Chainsaws In The Frank Church
In May, the Forest Service granted a request from the Idaho Outfitters and Guides Association to use gas chainsaws on roughly 542 miles of trails in the Frank Church-River of No Return Wilderness.
The agency cited “extraordinary levels” of downed trees as the reason for a temporary suspension of the ban on mechanical devices, National Public Radio reported.
The Missoula, Montana-based Wilderness Watch organization opposed the move.
“The Forest Service made this decision after a year of secret, behind-closed-door negotiations with the Idaho Outfitter and Guides Association with no public comment or environmental review, and little regard for federal laws, including the Wilderness Act,” Wilderness Watch said in a statement.
Wilderness Watch is circulating a “sign-on” letter opposing chainsaws in wilderness areas, which it stated has been signed by “nearly 100 conservation and trails organizations, as well as dozens of former agency wilderness rangers and specialists.”

Budget-Slashing
The problem is rooted in cuts to the Forest Service, Julia Stuble, Wyoming state director for The Wilderness Society, told Cowboy State Daily in an email.
“People deserve the freedom to get outside and access our shared wilderness areas, and the Wilderness Act already allows for careful, case-by-case consideration of chainsaw use through an agency minimum tool analysis where needed to help maintain that access,” she wrote.

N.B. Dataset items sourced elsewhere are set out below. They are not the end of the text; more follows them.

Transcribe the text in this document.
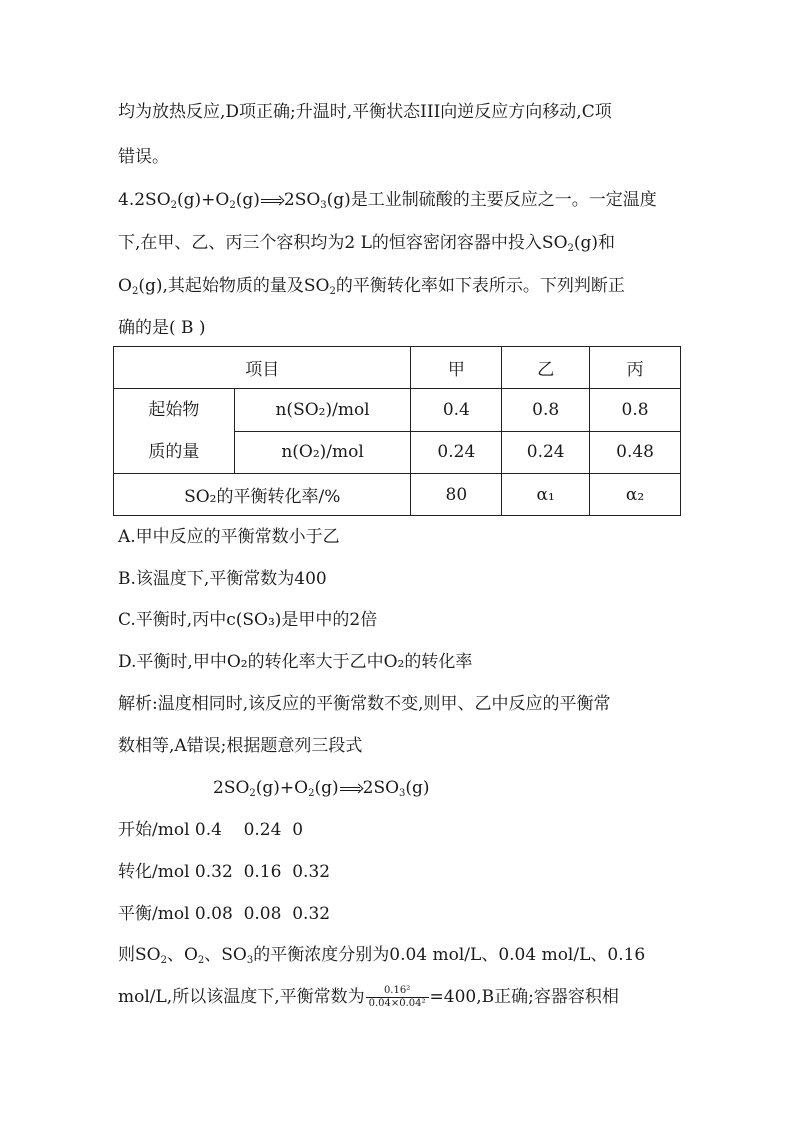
均为放热反应,D项正确;升温时,平衡状态III向逆反应方向移动,C项
错误。
$4.2SO_2(g)+O_2(g)\to 2SO_3(g)$是工业制硫酸的主要反应之一。一定温度
下,在甲、乙、丙三个容积均为2 L的恒容密闭容器中投入$SO_2(g)$和
$O_2(g)$,其起始物质的量及$SO_2$的平衡转化率如下表所示。下列判断正
确的是( B )
项目		甲	乙	丙
起始物
质的量	n(SO₂)/mol	0.4	0.8	0.8
	n(O₂)/mol	0.24	0.24	0.48
SO₂的平衡转化率/%		80	α₁	α₂
A.甲中反应的平衡常数小于乙
B.该温度下,平衡常数为400
C.平衡时,丙中c(SO₃)是甲中的2倍
D.平衡时,甲中O₂的转化率大于乙中O₂的转化率
解析:温度相同时,该反应的平衡常数不变,则甲、乙中反应的平衡常
数相等,A错误;根据题意列三段式
$2SO_2(g)+O_2(g)\to 2SO_3(g)$
开始/mol 0.4    0.24  0
转化/mol 0.32  0.16  0.32
平衡/mol 0.08  0.08  0.32
则$SO_2$、$O_2$、$SO_3$的平衡浓度分别为0.04 mol/L、0.04 mol/L、0.16
mol/L,所以该温度下,平衡常数为 $\frac{\text{0.16²}}{\text{0.04×0.04²}} =400,B$正确;容器容积相
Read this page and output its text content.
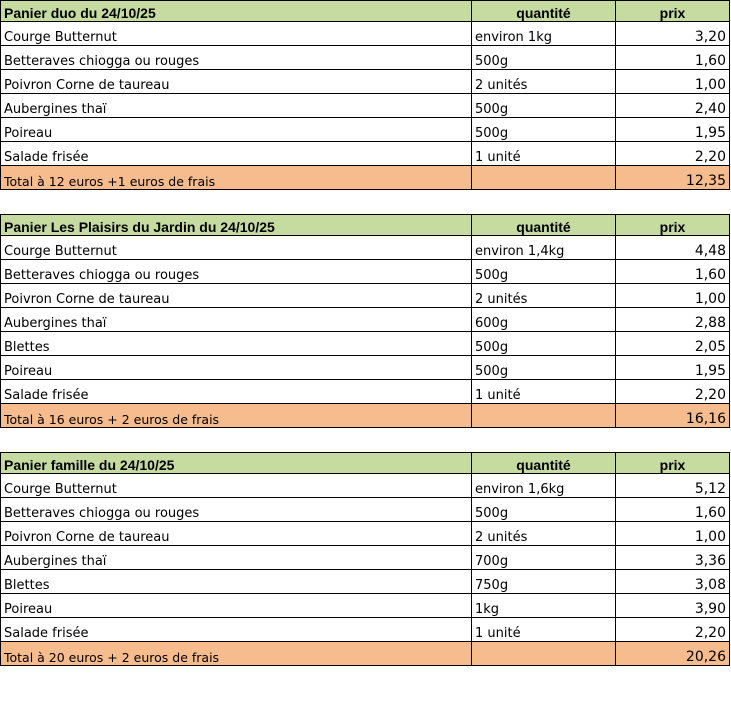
Panier duo du 24/10/25	quantité	prix
Courge Butternut	environ 1kg	3,20
Betteraves chiogga ou rouges	500g	1,60
Poivron Corne de taureau	2 unités	1,00
Aubergines thaï	500g	2,40
Poireau	500g	1,95
Salade frisée	1 unité	2,20
Total à 12 euros +1 euros de frais		12,35

Panier Les Plaisirs du Jardin du 24/10/25	quantité	prix
Courge Butternut	environ 1,4kg	4,48
Betteraves chiogga ou rouges	500g	1,60
Poivron Corne de taureau	2 unités	1,00
Aubergines thaï	600g	2,88
Blettes	500g	2,05
Poireau	500g	1,95
Salade frisée	1 unité	2,20
Total à 16 euros + 2 euros de frais		16,16

Panier famille du 24/10/25	quantité	prix
Courge Butternut	environ 1,6kg	5,12
Betteraves chiogga ou rouges	500g	1,60
Poivron Corne de taureau	2 unités	1,00
Aubergines thaï	700g	3,36
Blettes	750g	3,08
Poireau	1kg	3,90
Salade frisée	1 unité	2,20
Total à 20 euros + 2 euros de frais		20,26
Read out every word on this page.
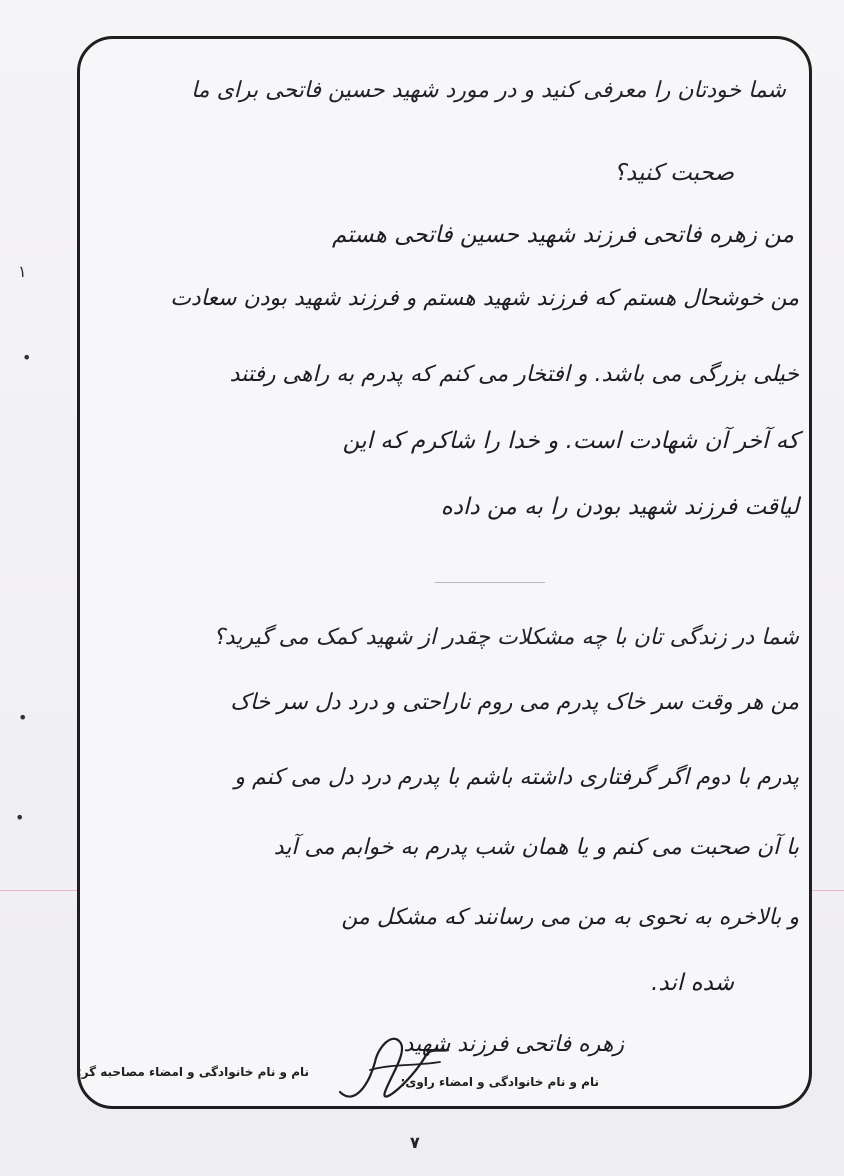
۱
•
•
•
شما خودتان را معرفی کنید و در مورد شهید حسین فاتحی برای ما
صحبت کنید؟
من زهره فاتحی فرزند شهید حسین فاتحی هستم
من خوشحال هستم که فرزند شهید هستم و فرزند شهید بودن سعادت
خیلی بزرگی می باشد. و افتخار می کنم که پدرم به راهی رفتند
که آخر آن شهادت است. و خدا را شاکرم که این
لیاقت فرزند شهید بودن را به من داده
شما در زندگی تان با چه مشکلات چقدر از شهید کمک می گیرید؟
من هر وقت سر خاک پدرم می روم ناراحتی و درد دل سر خاک
پدرم با دوم اگر گرفتاری داشته باشم با پدرم درد دل می کنم و
با آن صحبت می کنم و یا همان شب پدرم به خوابم می آید
و بالاخره به نحوی به من می رسانند که مشکل من
شده اند.
زهره فاتحی فرزند شهید
نام و نام خانوادگی و امضاء راوی:
نام و نام خانوادگی و امضاء مصاحبه گر:
۷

“But while people debate chainsaws in this instance, the administration is taking a chainsaw to the public land workforce itself — slashing staffing levels, starving budgets and closing office doors. That is the bigger threat to public access, and it is exactly why we are focused there,” Stuble added.
Going Electric?
Chainsaws come in three performance grades — in ascending order, homeowner, ranch and professional grade.
Electric chainsaws were once limited to a few smaller models that had to be plugged into an extension cord.
Recently, however, electric chainsaw technology has advanced considerably.
A variety of cordless, battery-powered units can out-pace gas homeowner saws, and compete with ranch-grade gasoline-powered saws.
Stetter said electric chainsaws might be a good option for allowing saws into wilderness areas when needed without disrupting the “primitive atmosphere” of remote areas with screaming gas engines.
It could be done, he said, on a limited-permit, case-by-case basis, strictly for clearing trails at specific times.
Allowing the broad use of chainsaws in wilderness areas would spoil those areas, he said.
Wilderness Watch spokesman Matthew Koehler told Cowboy State Daily that his group opposes allowing even electric chainsaws into wilderness areas.
That’s because they still qualify as mechanical devices and undermine the intent of the Wilderness Act, he said.